A statement by the Department for Business, Energy & Industrial Strategy says the strategy will “include plans for a radical overhaul of technical education to address its historic undervaluation in the UK and provide a credible alternative to the academic route for young people who choose not to go to university.”
This followed a review led by former Science and Innovation Minister Lord Sainsbury, which was launched by the Department for Education in November 2015. At the time, the review was established to help the government create “up to 20 specific new professional and technical routes, leading up to employment or degree-level”.
The Government has said the Industrial Strategy Green Paper will put forward proposals including:
> “£170m of new capital funding to establish prestigious Institutes of Technology”
The government announced the plan for Institutes of Technology in July 2015, when they published a Productivity Plan. It was light on detail then, and there remains very little detail 18 months on. However, the link to the post-16 Skills Plan is now clearer, with BEIS saying “this is part of a new system of technical education which will replace thousands of qualifications, many of which are low quality, with just 15 core technical “routes”. The routes will be designed specifically to respond to the needs of industry and will help equip learners with the skills in demand from local employers.”
> “Testing ambitious new approaches to encourage lifelong learning”
The government says they will “consider the role of centres of community learning and will review the option to introduce maintenance loans for higher technical education, of the kind government already supports in Higher Education.” The mention of maintenance loans appears to be a reference to the very delayed response to the governments consultation. FE Week reported that last month the government’s failure to fulfill the promise of a decision in the autumn had left the sector “disappointed”, with the DfE simply saying an announcement would be in “due course”.

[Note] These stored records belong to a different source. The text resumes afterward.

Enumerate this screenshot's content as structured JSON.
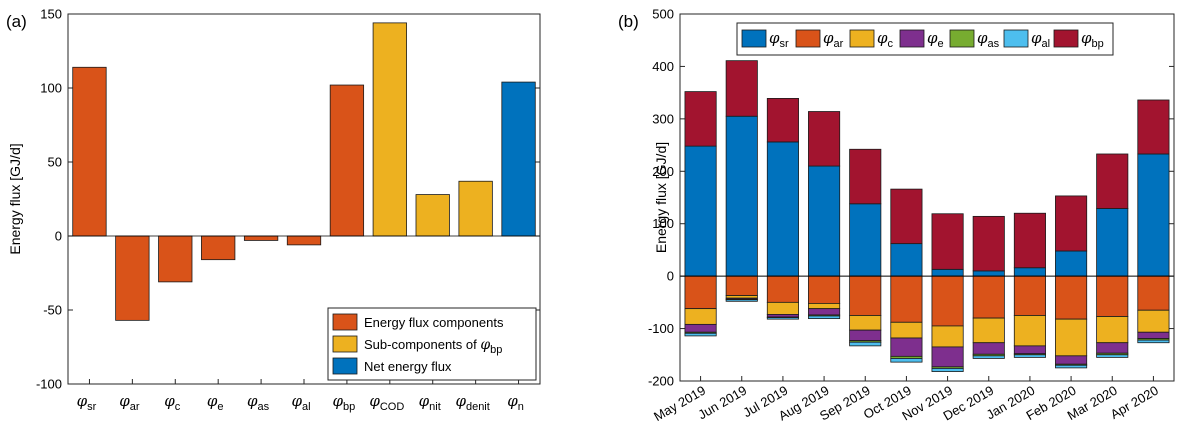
{
  "chart_data": [
    {
      "panel_label": "(a)",
      "type": "bar",
      "categories": [
        {
          "symbol": "φ",
          "sub": "sr"
        },
        {
          "symbol": "φ",
          "sub": "ar"
        },
        {
          "symbol": "φ",
          "sub": "c"
        },
        {
          "symbol": "φ",
          "sub": "e"
        },
        {
          "symbol": "φ",
          "sub": "as"
        },
        {
          "symbol": "φ",
          "sub": "al"
        },
        {
          "symbol": "φ",
          "sub": "bp"
        },
        {
          "symbol": "φ",
          "sub": "COD"
        },
        {
          "symbol": "φ",
          "sub": "nit"
        },
        {
          "symbol": "φ",
          "sub": "denit"
        },
        {
          "symbol": "φ",
          "sub": "n"
        }
      ],
      "values": [
        114,
        -57,
        -31,
        -16,
        -3,
        -6,
        102,
        144,
        28,
        37,
        104
      ],
      "groups": [
        "components",
        "components",
        "components",
        "components",
        "components",
        "components",
        "components",
        "sub",
        "sub",
        "sub",
        "net"
      ],
      "ylabel": "Energy flux [GJ/d]",
      "ylim": [
        -100,
        150
      ],
      "yticks": [
        -100,
        -50,
        0,
        50,
        100,
        150
      ],
      "legend": {
        "position": "bottom-right",
        "entries": [
          {
            "key": "components",
            "label": "Energy flux components",
            "sub": "",
            "color": "#d95319"
          },
          {
            "key": "sub",
            "label": "Sub-components of ",
            "symbol": "φ",
            "sub": "bp",
            "color": "#edb120"
          },
          {
            "key": "net",
            "label": "Net energy flux",
            "sub": "",
            "color": "#0072bd"
          }
        ]
      }
    },
    {
      "panel_label": "(b)",
      "type": "bar",
      "stacked": true,
      "categories": [
        "May 2019",
        "Jun 2019",
        "Jul 2019",
        "Aug 2019",
        "Sep 2019",
        "Oct 2019",
        "Nov 2019",
        "Dec 2019",
        "Jan 2020",
        "Feb 2020",
        "Mar 2020",
        "Apr 2020"
      ],
      "ylabel": "Energy flux [GJ/d]",
      "ylim": [
        -200,
        500
      ],
      "yticks": [
        -200,
        -100,
        0,
        100,
        200,
        300,
        400,
        500
      ],
      "series": [
        {
          "name": "sr",
          "color": "#0072bd",
          "values": [
            248,
            305,
            256,
            210,
            138,
            62,
            13,
            10,
            16,
            48,
            129,
            233
          ]
        },
        {
          "name": "ar",
          "color": "#d95319",
          "values": [
            -62,
            -37,
            -50,
            -52,
            -75,
            -88,
            -95,
            -80,
            -75,
            -82,
            -77,
            -65
          ]
        },
        {
          "name": "c",
          "color": "#edb120",
          "values": [
            -30,
            -5,
            -23,
            -10,
            -28,
            -30,
            -40,
            -47,
            -58,
            -70,
            -50,
            -42
          ]
        },
        {
          "name": "e",
          "color": "#7e2f8e",
          "values": [
            -15,
            -2,
            -5,
            -12,
            -20,
            -35,
            -38,
            -22,
            -15,
            -16,
            -20,
            -12
          ]
        },
        {
          "name": "as",
          "color": "#77ac30",
          "values": [
            -2,
            -1,
            -1,
            -2,
            -3,
            -4,
            -3,
            -3,
            -2,
            -2,
            -3,
            -3
          ]
        },
        {
          "name": "al",
          "color": "#4dbeee",
          "values": [
            -5,
            -3,
            -3,
            -5,
            -7,
            -7,
            -6,
            -5,
            -5,
            -5,
            -5,
            -5
          ]
        },
        {
          "name": "bp",
          "color": "#a2142f",
          "values": [
            104,
            106,
            83,
            104,
            104,
            104,
            106,
            104,
            104,
            105,
            104,
            103
          ]
        }
      ],
      "legend": {
        "position": "top",
        "symbol": "φ"
      }
    }
  ]
}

Prime Minister Theresa May (pictured) this weekend said: “Our modern Industrial Strategy is a critical part of our plan for post-Brexit Britain. As we leave the EU it will help us grasp the bigger prize: the chance to build that stronger, fairer Britain that stands tall in the world and is set up to succeed in the long-term. And it is a vital step towards building a country where prosperity is shared and there is genuine opportunity for all.
“Our action will help ensure young people develop the skills they need to do the high-paid, high-skilled jobs of the future. That means boosting technical education and ensuring we extend the same opportunity and respect we give university graduates to those people who pursue technical routes.”

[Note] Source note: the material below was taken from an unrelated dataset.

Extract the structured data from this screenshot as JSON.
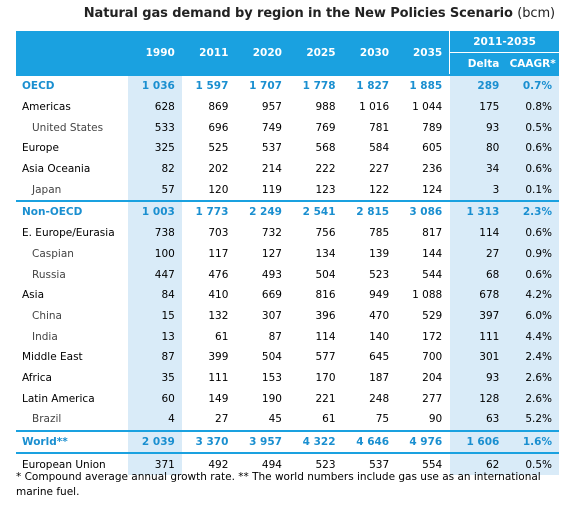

The Industrial Green Paper, to be published tomorrow “will set out proposals for discussion and consideration and invite views from a wide range of individuals, businesses and institutions across England, Scotland, Wales and Northern Ireland.”
Reaction, as FE Week receives it:
From the UCU
Responding to government plans to invest £170m in technical education as part of an industrial strategy, University and College Union (UCU) general secretary, Sally Hunt, said: ‘It is encouraging that the government has recognised the importance of vocational education and improving skills. However, this sounds like a relaunched skills strategy rather than any new thinking or proper funding. This is a drop in the ocean that will do nothing to solve the funding crisis in further education, which has seen 1 million adult places lost since 2010. If government wants to support technical education it should invest in our further education colleges who desperately need thousands more teachers rather than another set of gimmicks.’

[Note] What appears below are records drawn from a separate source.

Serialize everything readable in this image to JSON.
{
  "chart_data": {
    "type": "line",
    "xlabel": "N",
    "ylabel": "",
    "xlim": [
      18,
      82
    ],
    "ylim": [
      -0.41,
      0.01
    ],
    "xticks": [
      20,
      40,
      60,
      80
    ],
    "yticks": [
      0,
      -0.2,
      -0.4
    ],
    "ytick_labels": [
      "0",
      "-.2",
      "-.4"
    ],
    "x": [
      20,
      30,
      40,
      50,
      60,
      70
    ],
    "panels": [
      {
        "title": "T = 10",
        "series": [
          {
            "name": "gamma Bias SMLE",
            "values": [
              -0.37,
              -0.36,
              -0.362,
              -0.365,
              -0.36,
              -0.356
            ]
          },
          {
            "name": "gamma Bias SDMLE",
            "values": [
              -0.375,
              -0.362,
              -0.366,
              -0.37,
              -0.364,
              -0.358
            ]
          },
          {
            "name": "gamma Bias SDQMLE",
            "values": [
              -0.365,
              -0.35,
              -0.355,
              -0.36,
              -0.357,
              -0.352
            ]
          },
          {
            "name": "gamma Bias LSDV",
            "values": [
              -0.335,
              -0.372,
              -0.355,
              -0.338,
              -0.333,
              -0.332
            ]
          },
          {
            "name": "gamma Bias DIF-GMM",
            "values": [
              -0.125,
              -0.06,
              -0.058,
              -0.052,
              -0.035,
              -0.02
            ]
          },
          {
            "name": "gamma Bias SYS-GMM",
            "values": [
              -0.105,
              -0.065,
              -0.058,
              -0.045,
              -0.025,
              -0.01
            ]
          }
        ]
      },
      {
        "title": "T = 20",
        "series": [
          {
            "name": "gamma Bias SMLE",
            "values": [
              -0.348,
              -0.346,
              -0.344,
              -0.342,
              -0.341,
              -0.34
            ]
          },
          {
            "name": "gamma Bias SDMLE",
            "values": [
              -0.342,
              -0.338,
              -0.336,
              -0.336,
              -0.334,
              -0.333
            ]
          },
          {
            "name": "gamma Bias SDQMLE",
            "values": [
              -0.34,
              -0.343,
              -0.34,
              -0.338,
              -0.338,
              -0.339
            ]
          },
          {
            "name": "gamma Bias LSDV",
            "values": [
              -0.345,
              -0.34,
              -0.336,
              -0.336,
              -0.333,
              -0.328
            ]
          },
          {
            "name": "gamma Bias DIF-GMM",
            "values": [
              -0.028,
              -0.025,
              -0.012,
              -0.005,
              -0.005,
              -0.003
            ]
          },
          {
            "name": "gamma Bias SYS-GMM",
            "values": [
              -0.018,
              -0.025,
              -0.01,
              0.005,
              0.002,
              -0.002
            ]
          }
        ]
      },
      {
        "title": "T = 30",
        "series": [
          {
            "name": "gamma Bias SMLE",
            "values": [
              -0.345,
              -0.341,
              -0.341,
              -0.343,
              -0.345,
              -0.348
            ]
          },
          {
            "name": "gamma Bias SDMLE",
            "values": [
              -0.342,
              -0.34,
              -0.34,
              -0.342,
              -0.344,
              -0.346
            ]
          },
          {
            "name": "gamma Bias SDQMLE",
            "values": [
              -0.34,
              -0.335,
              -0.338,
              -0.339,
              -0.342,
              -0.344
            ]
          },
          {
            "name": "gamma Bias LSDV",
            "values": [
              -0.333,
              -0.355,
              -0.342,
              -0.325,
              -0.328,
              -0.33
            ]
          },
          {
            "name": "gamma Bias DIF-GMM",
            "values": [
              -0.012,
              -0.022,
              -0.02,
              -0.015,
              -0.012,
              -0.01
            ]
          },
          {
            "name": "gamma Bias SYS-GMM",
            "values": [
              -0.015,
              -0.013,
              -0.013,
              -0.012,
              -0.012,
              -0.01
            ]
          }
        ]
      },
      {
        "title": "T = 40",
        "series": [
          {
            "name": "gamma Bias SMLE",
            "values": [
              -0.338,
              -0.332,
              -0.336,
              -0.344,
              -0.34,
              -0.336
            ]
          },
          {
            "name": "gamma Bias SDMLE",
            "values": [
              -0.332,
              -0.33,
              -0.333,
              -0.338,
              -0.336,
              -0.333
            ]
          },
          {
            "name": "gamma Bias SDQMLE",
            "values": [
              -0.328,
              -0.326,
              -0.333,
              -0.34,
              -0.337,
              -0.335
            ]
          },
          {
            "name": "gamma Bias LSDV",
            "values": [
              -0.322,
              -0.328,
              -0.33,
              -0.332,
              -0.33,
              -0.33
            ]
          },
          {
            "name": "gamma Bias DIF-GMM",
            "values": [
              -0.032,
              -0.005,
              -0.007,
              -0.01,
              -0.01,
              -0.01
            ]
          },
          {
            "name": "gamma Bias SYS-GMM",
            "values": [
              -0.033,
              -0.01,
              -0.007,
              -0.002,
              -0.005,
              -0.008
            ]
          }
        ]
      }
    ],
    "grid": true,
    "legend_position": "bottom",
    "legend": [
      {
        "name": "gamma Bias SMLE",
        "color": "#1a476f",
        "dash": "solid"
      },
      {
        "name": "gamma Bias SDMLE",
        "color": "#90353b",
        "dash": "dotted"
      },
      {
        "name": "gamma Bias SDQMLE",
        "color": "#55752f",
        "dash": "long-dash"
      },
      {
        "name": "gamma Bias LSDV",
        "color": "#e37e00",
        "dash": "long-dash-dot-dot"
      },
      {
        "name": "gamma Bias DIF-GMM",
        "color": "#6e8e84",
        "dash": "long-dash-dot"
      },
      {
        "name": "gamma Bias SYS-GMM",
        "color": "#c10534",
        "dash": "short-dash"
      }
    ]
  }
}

From the Association of Employment and Learning Providers
AELP chief executive, Mark Dawe, said it was “very encouraging that the government sees technical education and skills as such a key component of its industrial strategy” but cautioned against using the £170m in capital funding to “waste time reinventing the wheel”. Mr Dawe said, “buildings are really important focal points, but we must not forget that some of the best training and development is in the workplace and not the workshop, and the Industrial Strategy must keep this at the forefront.”